Whether you were one of those kids who never ate your vegetables, or have become convinced as an adult that carbohydrate foods make you fat, there’s a lot to like about regular vegetable consumption — especially for active adults who are working hard to diet down for swimsuit season. Most garden vegetables are naturally low in calories and typically don’t contain a lot of sugar or fat either. Even though vegetables aren’t considered energy dense, most contain abundant amounts of micronutrients in the form of vitamins and minerals which can help your body more effectively process protein, carbs and fat.
In addition, vegetables tend to contain lot of dietary fiber and digesting all this bulky food forces your body to burn more calories. This quality makes fresh vegetables and excellent choice for any dieter, as long as you hold the salad dressing and other condiments to a minimum.
Most strength athletes focus their carbohydrate consumption on complex carbs like oatmeal, brown rice, whole grain bread and sweet potatoes. Broaden your selection to include broccoli, green beans and a colorful assortment of raw vegetables for salads, and you’ll benefit from low calorie nutrients along with plenty of filling fiber.
Among the many benefits of exercise is the way it helps you beat stress. But does that mean people who make a point of staying fit can handle stressful situations better? A study published in the journal Medicine and Science in Sports and Exercise suggests there may be some truth to that assumption.

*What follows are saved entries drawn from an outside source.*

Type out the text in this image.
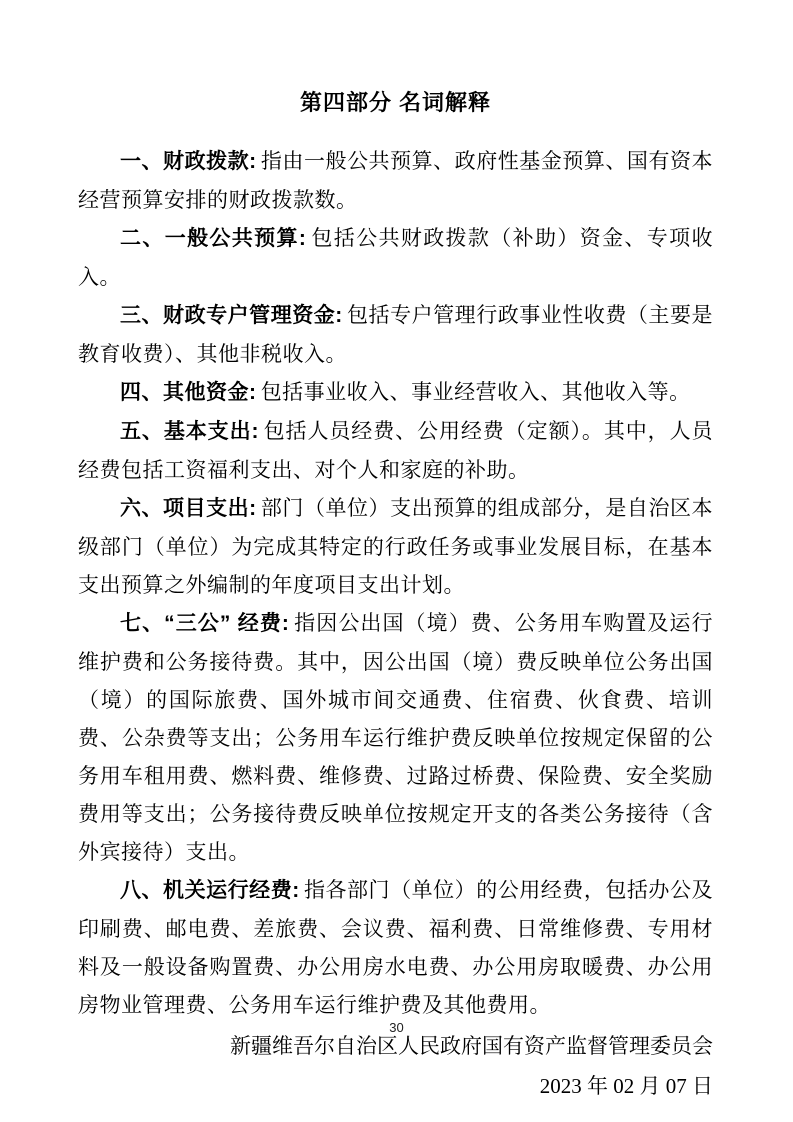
第四部分 名词解释

一、财政拨款: 指由一般公共预算、政府性基金预算、国有资本经营预算安排的财政拨款数。

二、一般公共预算: 包括公共财政拨款（补助）资金、专项收入。

三、财政专户管理资金: 包括专户管理行政事业性收费（主要是教育收费）、其他非税收入。

四、其他资金: 包括事业收入、事业经营收入、其他收入等。

五、基本支出: 包括人员经费、公用经费（定额）。其中，人员经费包括工资福利支出、对个人和家庭的补助。

六、项目支出: 部门（单位）支出预算的组成部分，是自治区本级部门（单位）为完成其特定的行政任务或事业发展目标，在基本支出预算之外编制的年度项目支出计划。

七、“三公” 经费: 指因公出国（境）费、公务用车购置及运行维护费和公务接待费。其中，因公出国（境）费反映单位公务出国（境）的国际旅费、国外城市间交通费、住宿费、伙食费、培训费、公杂费等支出；公务用车运行维护费反映单位按规定保留的公务用车租用费、燃料费、维修费、过路过桥费、保险费、安全奖励费用等支出；公务接待费反映单位按规定开支的各类公务接待（含外宾接待）支出。

八、机关运行经费: 指各部门（单位）的公用经费，包括办公及印刷费、邮电费、差旅费、会议费、福利费、日常维修费、专用材料及一般设备购置费、办公用房水电费、办公用房取暖费、办公用房物业管理费、公务用车运行维护费及其他费用。

新疆维吾尔自治区人民政府国有资产监督管理委员会

2023 年 02 月 07 日

30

Researchers assigned 8 subjects with a below average level of fitness and 8 very fit subjects to cycle on a stationary bike for 37 minutes at 60% of capacity. For the next trial, these same volunteers were given complex metal problems to solve while cycling for 20 minutes. Not only did the dual task increase anxiety for the less fit subjects, compared to their in-shape counterparts they produced greater amounts of the catabolic hormone cortisol.
True Strength Moment: Why are active adults who exercise regularly better able to handle difficult situations? These are the kind of people who are used to setting and achieving ambitious goals, so that could be a factor. Whatever the reason, their hormonal response to exercise makes it easier to recover and come back for more.
The most common excuse for not getting regular exercise is there’s just not enough time left in the day. While it’s true that you have to set aside some time to work out, you have a couple of very effective training options for quickly getting in and out of the gym.
Work In Supersets – A superset is two exercises performed consecutively without a break. You can use supersets with exercises for different muscle groups or for the same muscle group. A popular method is combining exercises for opposing muscle groups such as chest and back, biceps and triceps or quads and hamstrings. Supersets increase the intensity of your workout while shortening the training session.
Decrease Rest Periods – Another method that ramps up intensity while getting you out of the gym faster is decreasing the amount of time you spend resting between sets and different exercises. A standard workout would consist of a set (series of repetitions) followed by a rest period of 2-3 minutes before beginning the next set. If you cut that break in the action to 60 or 90 seconds, the workout will be completed faster and your muscles will have to work harder.
Increase Resistance — Volume is one thing, but sometimes less is more. Instead of performing 4 or 5 sets of multiple exercises for each muscle group, try loading down the bar with heavy resistance and banging out reps to failure. This approach can help you accomplish a similar end result while saving you plenty of time in the weight room.
Pretty much anyone who’s into endurance exercise realizes the value of carbohydrate energy. But like strength athletes and their protein, there’s always the question of how much and what type produce optimal results. A study published in the journal Medicine and Science in Sports and Exerciseput different amounts of different carbs to the test using 51 cyclists and triathletes.
Trials started out with a 2-hour ride at 95% of capacity and finished up with a 20 km time trial. Subjects were told to post the fastest time possible. Carbohydrate drinks contained equal parts glucose, fructose and maltodextrin. Over 160 minutes of performance, researchers estimated that the optimal rate of consumption was 78 grams for every hour of effort.
True Strength Moment: To help your muscles recover from a cycling event like this one, you might consider ‘stacking’ that carbohydrate performance beverage with powdered protein. The relatively high BCAA concentration found in whey could help minimize the breakdown of muscle tissue during intense exercise.